Add to this two bronze medals for Cameroon at the event, through Paule Sitcheping in the women’s 60kg category and Diodjo Wetio in the women’s over 80kg class, and it’s clear to see that sambo is staking another strong claim.

A dispute between the Association of National Olympic Committee of Africa (ANOCA) and the Association of African Sports Confederations (AASC) over who will run the African Games going forward presents what Shestakov describes as a "difficult situation".

But with the AASC welcoming the African Sambo Confederation’s membership application at an Extraordinary Session of its General Assembly in September, the signs are good for FIAS if the two bodies can settle their differences. 

Securing sambo’s place at the Pan-American Games and African Games will almost definitely improve the competitiveness of future World Championships, with the 2015 edition perhaps providing a glimpse of what to expect in the future.

"The fights are becoming much more interesting," Shestakov told insidethegames at the Complexe Sportif Mohamed V de Casablanca.

"And there are no underdogs now.

"We could never expect Trinidad and Tobago to be in the finals of the World Championships, and of course, Venezuela to win a gold medal."

Venezuela’s Maria Guedez was the only gold medallist at the World Sambo Championships in Casablanca from outside Europe and Asia, winning the women’s 48 kilogram category
Venezuela’s Maria Guedez was the only gold medallist at the World Sambo Championships in Casablanca from outside Europe and Asia, winning the women’s 48 kilogram category ©FIAS

Of course, everything that sambo is striving for at this moment in time is all geared towards its main objective of gaining recognition from the International Olympic Committee (IOC).

FIAS has submitted an official recognition application to become a sport recognised by the Olympic Movement and, according to Shestakov, is in close contact with the IOC Sports Department. 

The Russian’s claim on Saturday (November 14) that all members of the world governing body are now "united" in their views on how best to move the sport forward, after admitting significant conflicts of opinion had existed for some time following his election in 2009, is also a positive sign.

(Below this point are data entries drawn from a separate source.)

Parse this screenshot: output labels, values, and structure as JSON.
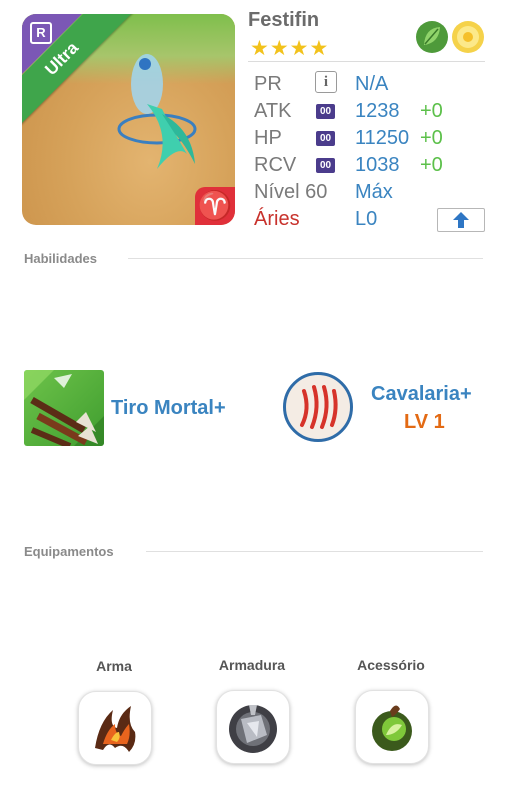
{
  "monster": {
    "name": "Festifin",
    "stars": "★★★★",
    "rarity_label": "Ultra",
    "rarity_letter": "R",
    "sign_symbol": "♈",
    "attributes": [
      "leaf-icon",
      "light-flower-icon"
    ]
  },
  "stats": [
    {
      "label": "PR",
      "value": "N/A",
      "plus": ""
    },
    {
      "label": "ATK",
      "boost": "00",
      "value": "1238",
      "plus": "+0"
    },
    {
      "label": "HP",
      "boost": "00",
      "value": "11250",
      "plus": "+0"
    },
    {
      "label": "RCV",
      "boost": "00",
      "value": "1038",
      "plus": "+0"
    }
  ],
  "level": {
    "label": "Nível 60",
    "value": "Máx"
  },
  "sign": {
    "label": "Áries",
    "value": "L0"
  },
  "colors": {
    "value_blue": "#3a84c0",
    "plus_green": "#5cc04a",
    "sign_red": "#c8322c",
    "lv_orange": "#e36a14"
  },
  "sections": {
    "abilities": "Habilidades",
    "equipment": "Equipamentos"
  },
  "skills": {
    "active_name": "Tiro Mortal+",
    "leader_name": "Cavalaria+",
    "leader_level": "LV 1"
  },
  "equipment": [
    {
      "label": "Arma",
      "icon": "flame-claw-icon"
    },
    {
      "label": "Armadura",
      "icon": "stone-shield-icon"
    },
    {
      "label": "Acessório",
      "icon": "green-orb-icon"
    }
  ]
}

"Everything has been settled so we believe that we have no barriers left," he told insidethegames.

"We’re waiting for the next IOC Session [in Rio de Janeiro next August] where they will make announcements about the applications and we hope that sambo will be one to be recognised."

With the World Championships generally held in November, FIAS should be a lot clearer as to where it stands with the IOC by the time Bulgaria hosts sambo's flagship event next year.  

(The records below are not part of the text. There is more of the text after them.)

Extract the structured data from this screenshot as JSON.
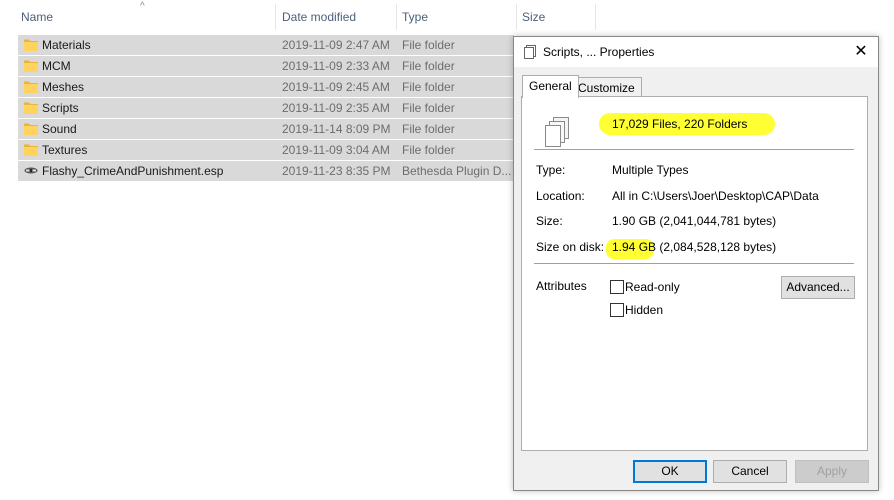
{
  "explorer": {
    "columns": {
      "name": "Name",
      "date_modified": "Date modified",
      "type": "Type",
      "size": "Size"
    },
    "rows": [
      {
        "name": "Materials",
        "date": "2019-11-09 2:47 AM",
        "type": "File folder",
        "icon": "folder-icon"
      },
      {
        "name": "MCM",
        "date": "2019-11-09 2:33 AM",
        "type": "File folder",
        "icon": "folder-icon"
      },
      {
        "name": "Meshes",
        "date": "2019-11-09 2:45 AM",
        "type": "File folder",
        "icon": "folder-icon"
      },
      {
        "name": "Scripts",
        "date": "2019-11-09 2:35 AM",
        "type": "File folder",
        "icon": "folder-icon"
      },
      {
        "name": "Sound",
        "date": "2019-11-14 8:09 PM",
        "type": "File folder",
        "icon": "folder-icon"
      },
      {
        "name": "Textures",
        "date": "2019-11-09 3:04 AM",
        "type": "File folder",
        "icon": "folder-icon"
      },
      {
        "name": "Flashy_CrimeAndPunishment.esp",
        "date": "2019-11-23 8:35 PM",
        "type": "Bethesda Plugin D...",
        "icon": "esp-file-icon"
      }
    ]
  },
  "dialog": {
    "title": "Scripts, ... Properties",
    "close_glyph": "✕",
    "tabs": {
      "general": "General",
      "customize": "Customize"
    },
    "summary": "17,029 Files, 220 Folders",
    "type_label": "Type:",
    "type_value": "Multiple Types",
    "location_label": "Location:",
    "location_value": "All in C:\\Users\\Joer\\Desktop\\CAP\\Data",
    "size_label": "Size:",
    "size_value": "1.90 GB (2,041,044,781 bytes)",
    "size_on_disk_label": "Size on disk:",
    "size_on_disk_highlight": "1.94 GB",
    "size_on_disk_rest": " (2,084,528,128 bytes)",
    "attributes_label": "Attributes",
    "readonly_label": "Read-only",
    "hidden_label": "Hidden",
    "advanced_button": "Advanced...",
    "ok_button": "OK",
    "cancel_button": "Cancel",
    "apply_button": "Apply"
  },
  "colors": {
    "selection": "#d9d9d9",
    "highlight": "#ffff33",
    "accent": "#0078d7",
    "folder": "#ffd35e"
  }
}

Slowly but surely, the sport is heading in the right direction and if it can manage to secure its place on the Pan-American Games and African Games programme, it will become a lot more difficult for the IOC to ignore its application.

A number of people I spoke to during this year's World Championships seemed extremely confident that sambo will take the coveted step, but whether that’s blind optimism still remains to be seen.

What is for sure is that the sport has come an extremely long way during the six years that Shestakov has headed FIAS, and the fact that IOC recognition is even being talked about is an achievement in itself.

Two years remain on his current Presidential term and with support for his leadership seemingly stronger than ever, it could be two very productive years for sambo.

The old adage that some things never change can certainly be applied to the 2015 World Championships, but their legacy could prove to be a lot more significant than what initially meets the eye.